今年も染色画家松井妙子先生の展覧会が、5月13日から19日まで、松坂屋静岡店美術画廊で開催されます。この時期になると当ブログに先生のお名前で検索訪問される方が増えるので、ああ、また“先生の季節がやってきた”と実感します。毎年コンスタントに37年も個展を続け、松坂屋でも20年連続の開催。並大抵の作家では出来ない息の長さだとつくづく感服・・・!
松井先生の染色画は、桃山時代に生まれた古典的染技法・一珍染め。一珍とは防染糊のことで、主原料は小麦粉と石灰。ちなみにもち米を主体にしたのが友禅染めだそうです。
小麦粉と石灰を糊状にした一珍糊を先金を付けた筒紙に詰め、そのまま生地に筒描きし、乾いたら生地を斜めに引っ張って糊を浮かせてはがす。表面にひび割れのような文様が浮かび上がり、そこに染料が入り込んで独特の味わいを醸し出します。着物なんかでは友禅染のほうがポピュラーですが、愛らしいふくろうやかわせみをキャラクターにした先生の作風には、一珍糊を使った更紗風の染め方が合うようです。
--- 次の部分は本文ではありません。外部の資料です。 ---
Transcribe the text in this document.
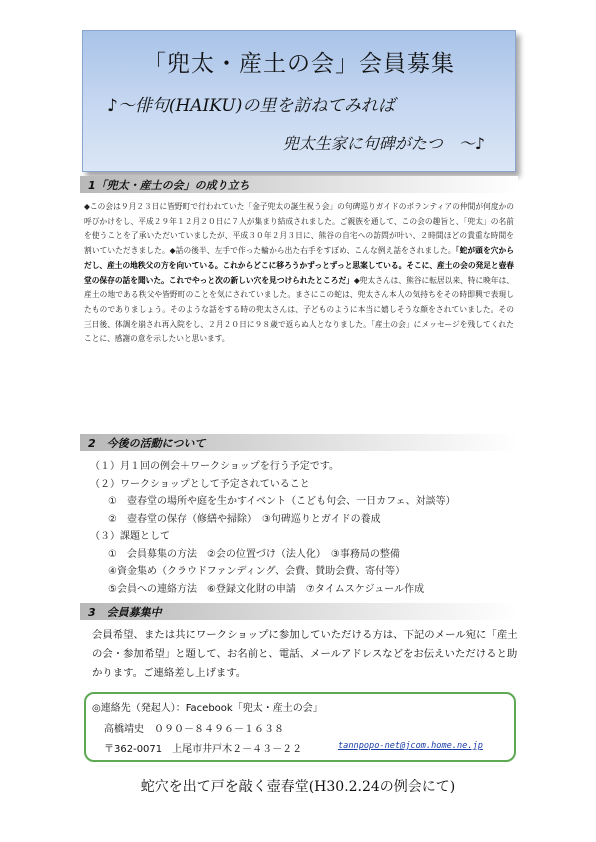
「兜太・産土の会」会員募集
♪～俳句(HAIKU)の里を訪ねてみれば
兜太生家に句碑がたつ　～♪
1「兜太・産土の会」の成り立ち
◆この会は９月２３日に皆野町で行われていた「金子兜太の誕生祝う会」の句碑巡りガイドのボランティアの仲間が何度かの呼びかけをし、平成２９年１２月２０日に７人が集まり結成されました。ご親族を通して、この会の趣旨と、「兜太」の名前を使うことを了承いただいていましたが、平成３０年２月３日に、熊谷の自宅への訪問が叶い、２時間ほどの貴重な時間を割いていただきました。◆話の後半、左手で作った輪から出た右手をすぼめ、こんな例え話をされました。「蛇が頭を穴からだし、産土の地秩父の方を向いている。これからどこに移ろうかずっとずっと思案している。そこに、産土の会の発足と壺春堂の保存の話を聞いた。これでやっと次の新しい穴を見つけられたところだ」◆兜太さんは、熊谷に転居以来、特に晩年は、産土の地である秩父や皆野町のことを気にされていました。まさにこの蛇は、兜太さん本人の気持ちをその時即興で表現したものでありましょう。そのような話をする時の兜太さんは、子どものように本当に嬉しそうな顔をされていました。その三日後、体調を崩され再入院をし、２月２０日に９８歳で返らぬ人となりました。「産土の会」にメッセージを残してくれたことに、感謝の意を示したいと思います。
2　今後の活動について
（１）月１回の例会＋ワークショップを行う予定です。
（２）ワークショップとして予定されていること
①　壺春堂の場所や庭を生かすイベント（こども句会、一日カフェ、対談等）
②　壺春堂の保存（修繕や掃除）　③句碑巡りとガイドの養成
（３）課題として
①　会員募集の方法　②会の位置づけ（法人化）　③事務局の整備
④資金集め（クラウドファンディング、会費、賛助会費、寄付等）
⑤会員への連絡方法　⑥登録文化財の申請　⑦タイムスケジュール作成
3　会員募集中
会員希望、または共にワークショップに参加していただける方は、下記のメール宛に「産土の会・参加希望」と題して、お名前と、電話、メールアドレスなどをお伝えいただけると助かります。ご連絡差し上げます。
◎連絡先（発起人）：Facebook「兜太・産土の会」
高橋靖史　０９０－８４９６－１６３８
〒362-0071　上尾市井戸木２－４３－２２	tannpopo-net@jcom.home.ne.jp
蛇穴を出て戸を敲く壺春堂(H30.2.24の例会にて)
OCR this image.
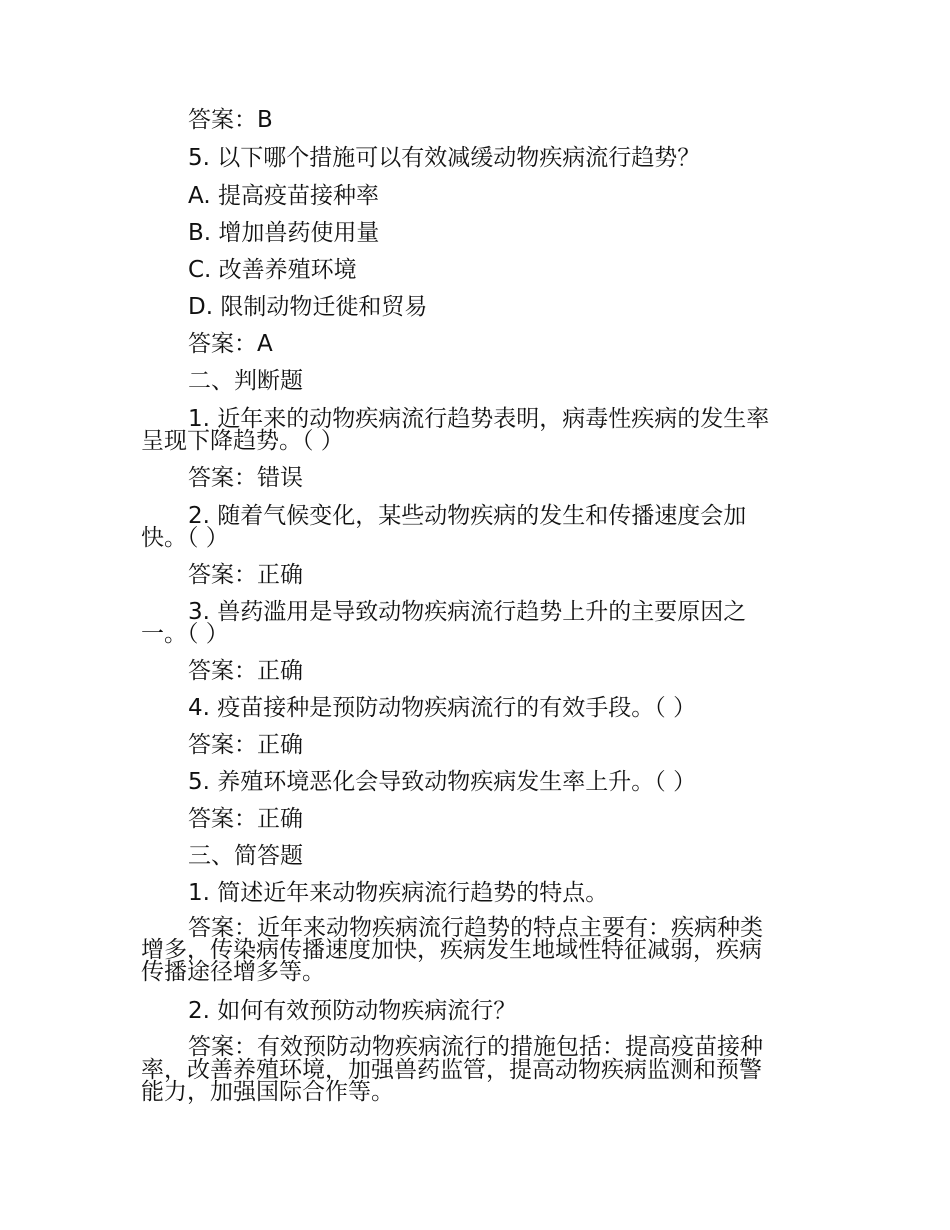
答案：B
5. 以下哪个措施可以有效减缓动物疾病流行趋势？
A. 提高疫苗接种率
B. 增加兽药使用量
C. 改善养殖环境
D. 限制动物迁徙和贸易
答案：A
二、判断题
1. 近年来的动物疾病流行趋势表明，病毒性疾病的发生率
呈现下降趋势。（ ）
答案：错误
2. 随着气候变化，某些动物疾病的发生和传播速度会加
快。（ ）
答案：正确
3. 兽药滥用是导致动物疾病流行趋势上升的主要原因之
一。（ ）
答案：正确
4. 疫苗接种是预防动物疾病流行的有效手段。（ ）
答案：正确
5. 养殖环境恶化会导致动物疾病发生率上升。（ ）
答案：正确
三、简答题
1. 简述近年来动物疾病流行趋势的特点。
答案：近年来动物疾病流行趋势的特点主要有：疾病种类
增多，传染病传播速度加快，疾病发生地域性特征减弱，疾病
传播途径增多等。
2. 如何有效预防动物疾病流行？
答案：有效预防动物疾病流行的措施包括：提高疫苗接种
率，改善养殖环境，加强兽药监管，提高动物疾病监测和预警
能力，加强国际合作等。
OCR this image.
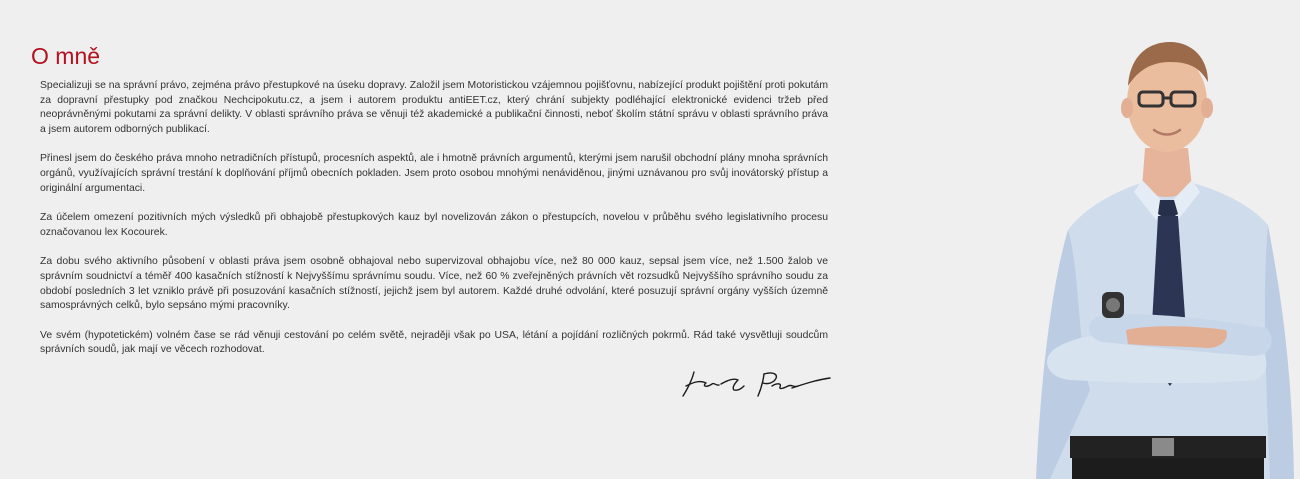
O mně

Specializuji se na správní právo, zejména právo přestupkové na úseku dopravy. Založil jsem Motoristickou vzájemnou pojišťovnu, nabízející produkt pojištění proti pokutám za dopravní přestupky pod značkou Nechcipokutu.cz, a jsem i autorem produktu antiEET.cz, který chrání subjekty podléhající elektronické evidenci tržeb před neoprávněnými pokutami za správní delikty. V oblasti správního práva se věnuji též akademické a publikační činnosti, neboť školím státní správu v oblasti správního práva a jsem autorem odborných publikací.

Přinesl jsem do českého práva mnoho netradičních přístupů, procesních aspektů, ale i hmotně právních argumentů, kterými jsem narušil obchodní plány mnoha správních orgánů, využívajících správní trestání k doplňování příjmů obecních pokladen. Jsem proto osobou mnohými nenáviděnou, jinými uznávanou pro svůj inovátorský přístup a originální argumentaci.

Za účelem omezení pozitivních mých výsledků při obhajobě přestupkových kauz byl novelizován zákon o přestupcích, novelou v průběhu svého legislativního procesu označovanou lex Kocourek.

Za dobu svého aktivního působení v oblasti práva jsem osobně obhajoval nebo supervizoval obhajobu více, než 80 000 kauz, sepsal jsem více, než 1.500 žalob ve správním soudnictví a téměř 400 kasačních stížností k Nejvyššímu správnímu soudu. Více, než 60 % zveřejněných právních vět rozsudků Nejvyššího správního soudu za období posledních 3 let vzniklo právě při posuzování kasačních stížností, jejichž jsem byl autorem. Každé druhé odvolání, které posuzují správní orgány vyšších územně samosprávných celků, bylo sepsáno mými pracovníky.

Ve svém (hypotetickém) volném čase se rád věnuji cestování po celém světě, nejraději však po USA, létání a pojídání rozličných pokrmů. Rád také vysvětluji soudcům správních soudů, jak mají ve věcech rozhodovat.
今年のポストカードに選ばれた「輝いて」、光背をまとった菩薩さまのようにもみえます。
過去3年のポストカードに選ばれたのはこちら。絵の具を塗り重ねるだけの絵画よりもはるかに手間のかかる手法だけに、制作中の松井先生は求道者のようなお姿なんじゃないか、なんて想像します。ふくろうは「幸運の使者」であり、「知恵の神様」であり、「森の哲学者」だと言われますが、毎年、どんな構図と色彩で描くのか、ポストカードに採用する代表作をどんな思いで選ばれるのか、会場に並ぶ作品群を順に眺めると、先生の心の軌跡が覗えるよう。
先生は全日、会場にいらっしゃいますので、ぜひお声かけなさってみてくださいね!